このままだと2のn乗ではありませんので、まず試したのはこの画像の2のn乗に足りない部分を黒で塗りつぶしたピクセルを追加し、とりあえず2のn乗にしてUEで適用してみるという方法です。

拡張子はEXRで、PosotionのアルファチャンネルにNormalをパックした場合は、アルファもきちんと用意します。

Houdiniで作成された解像度は2048×1185でした。上記をクリアするには2048にする必要があるので、下記のように修正しています。

元の2048*1185を使用していた場合は問題ありません。

これを拡張して2048*2048に設定した画像に置き換えます。
描画が壊れてしまいました。

ポリゴンが正しく描画されず壊れてしまいます。
理由はHoudiniで頂点位置をフレーム分計算したnum_framesが解像度変更によりずれが生じるからです。


UV ScrollでV方向のアニメーションを決めているこの部分でわかります。

ユーザーが数値を手動でいれるパラメーターはSpeedとnum_framesの2つ。
Speedはスクロール速度を決め、num_framesはHoudiniでシミュレーションしピクセルとして書き出したフレーム数。

Timeとspeedを乗算して現在の周期(0-1)を決定。
Fracで整数部分を切り捨てて、周期が0-1で繰り返すように設定。
その結果をnum_framesと乗算しフレーム数に変換。
上記の結果は小数の半端が出る可能性があるので整数に切り上げる。
さらにnum_framesで除算し、フレームをUV座標値に変換。

手動で入力するnum_framesとテクスチャが持っているピクセルがずれてしまいポリゴンの描画が壊れてしまっています。

ただこのnum_framesを計算してぴったりの値を入れることはこれまた困難です。

そこで下記を追加します。

original_Resという名前のScalar Paramter。Houdiniから出力したテクスチャ解像度を入力。
change_Resという名前のScalar Paramter。
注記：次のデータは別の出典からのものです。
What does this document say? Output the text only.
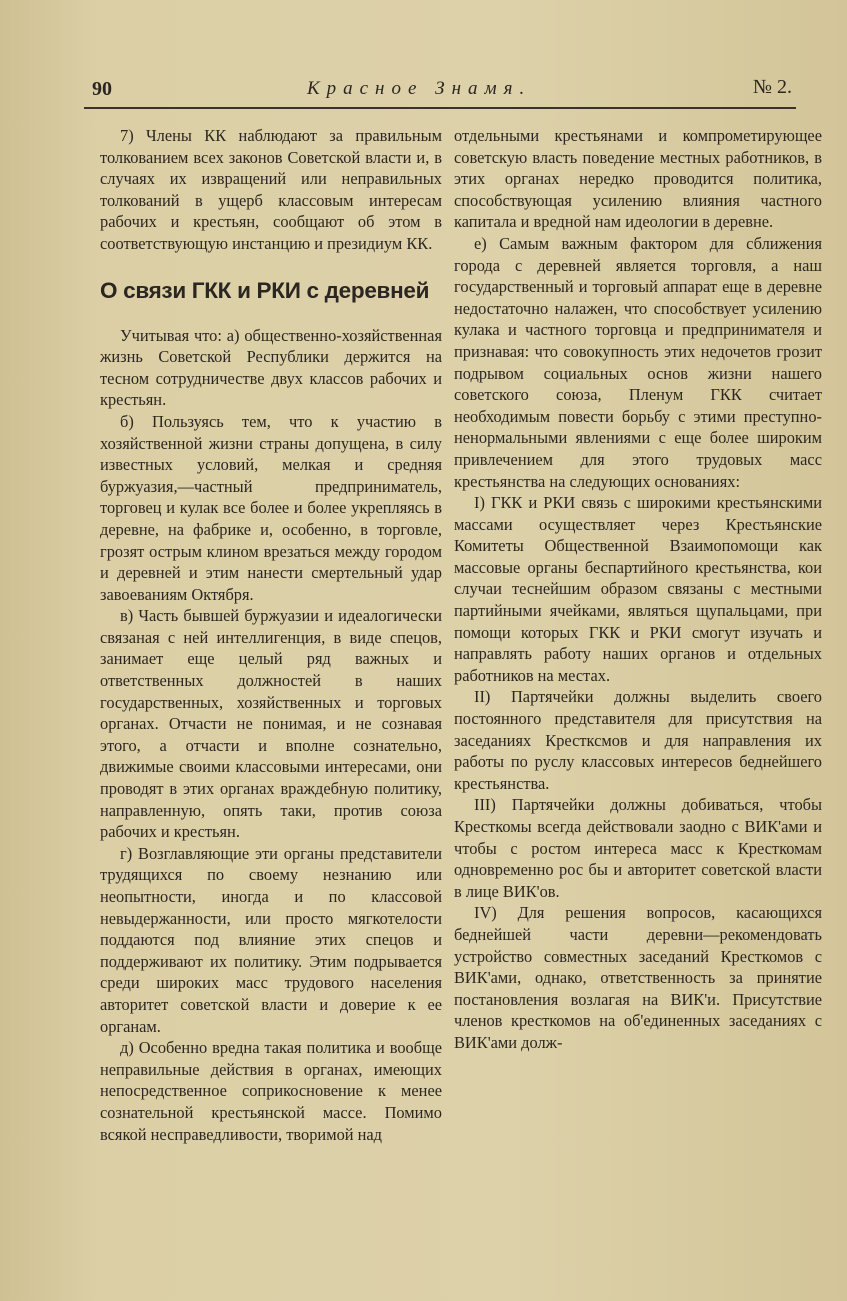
90	Красное Знамя.	№ 2.

7) Члены КК наблюдают за правильным толкованием всех законов Советской власти и, в случаях их извращений или неправильных толкований в ущерб классовым интересам рабочих и крестьян, сообщают об этом в соответствующую инстанцию и президиум КК.

О связи ГКК и РКИ с деревней

Учитывая что: а) общественно-хозяйственная жизнь Советской Республики держится на тесном сотрудничестве двух классов рабочих и крестьян.

б) Пользуясь тем, что к участию в хозяйственной жизни страны допущена, в силу известных условий, мелкая и средняя буржуазия,—частный предприниматель, торговец и кулак все более и более укрепляясь в деревне, на фабрике и, особенно, в торговле, грозят острым клином врезаться между городом и деревней и этим нанести смертельный удар завоеваниям Октября.

в) Часть бывшей буржуазии и идеалогически связаная с ней интеллигенция, в виде спецов, занимает еще целый ряд важных и ответственных должностей в наших государственных, хозяйственных и торговых органах. Отчасти не понимая, и не сознавая этого, а отчасти и вполне сознательно, движимые своими классовыми интересами, они проводят в этих органах враждебную политику, направленную, опять таки, против союза рабочих и крестьян.

г) Возглавляющие эти органы представители трудящихся по своему незнанию или неопытности, иногда и по классовой невыдержанности, или просто мягкотелости поддаются под влияние этих спецов и поддерживают их политику. Этим подрывается среди широких масс трудового населения авторитет советской власти и доверие к ее органам.

д) Особенно вредна такая политика и вообще неправильные действия в органах, имеющих непосредственное соприкосновение к менее сознательной крестьянской массе. Помимо всякой несправедливости, творимой над

отдельными крестьянами и компрометирующее советскую власть поведение местных работников, в этих органах нередко проводится политика, способствующая усилению влияния частного капитала и вредной нам идеологии в деревне.

е) Самым важным фактором для сближения города с деревней является торговля, а наш государственный и торговый аппарат еще в деревне недостаточно налажен, что способствует усилению кулака и частного торговца и предпринимателя и признавая: что совокупность этих недочетов грозит подрывом социальных основ жизни нашего советского союза, Пленум ГКК считает необходимым повести борьбу с этими преступно-ненормальными явлениями с еще более широким привлечением для этого трудовых масс крестьянства на следующих основаниях:

I) ГКК и РКИ связь с широкими крестьянскими массами осуществляет через Крестьянские Комитеты Общественной Взаимопомощи как массовые органы беспартийного крестьянства, кои случаи теснейшим образом связаны с местными партийными ячейками, являться щупальцами, при помощи которых ГКК и РКИ смогут изучать и направлять работу наших органов и отдельных работников на местах.

II) Партячейки должны выделить своего постоянного представителя для присутствия на заседаниях Крестксмов и для направления их работы по руслу классовых интересов беднейшего крестьянства.

III) Партячейки должны добиваться, чтобы Кресткомы всегда действовали заодно с ВИК'ами и чтобы с ростом интереса масс к Кресткомам одновременно рос бы и авторитет советской власти в лице ВИК'ов.

IV) Для решения вопросов, касающихся беднейшей части деревни—рекомендовать устройство совместных заседаний Кресткомов с ВИК'ами, однако, ответственность за принятие постановления возлагая на ВИК'и. Присутствие членов кресткомов на об'единенных заседаниях с ВИК'ами долж-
修正して2のn乗にしたテクスチャ解像度を入力。

original_resをchange_resで除算し、0-1で読み込んでいた部分をスケーリングし実際にデータが入っている部分のみを読み込むようにする。

これをVスクロールの中に追加します。

Saveしてマテリアルエディタを閉じ、Material Instanceを開きます。
追加したoriginal_resとchange_resを有効にして、数値を入力します。

これで2のn乗にテクスチャを拡張して読み込んでも正しく描画できるようになりました。

他にも方法があると思いますが、その中の1つとして考えていただければ幸いです。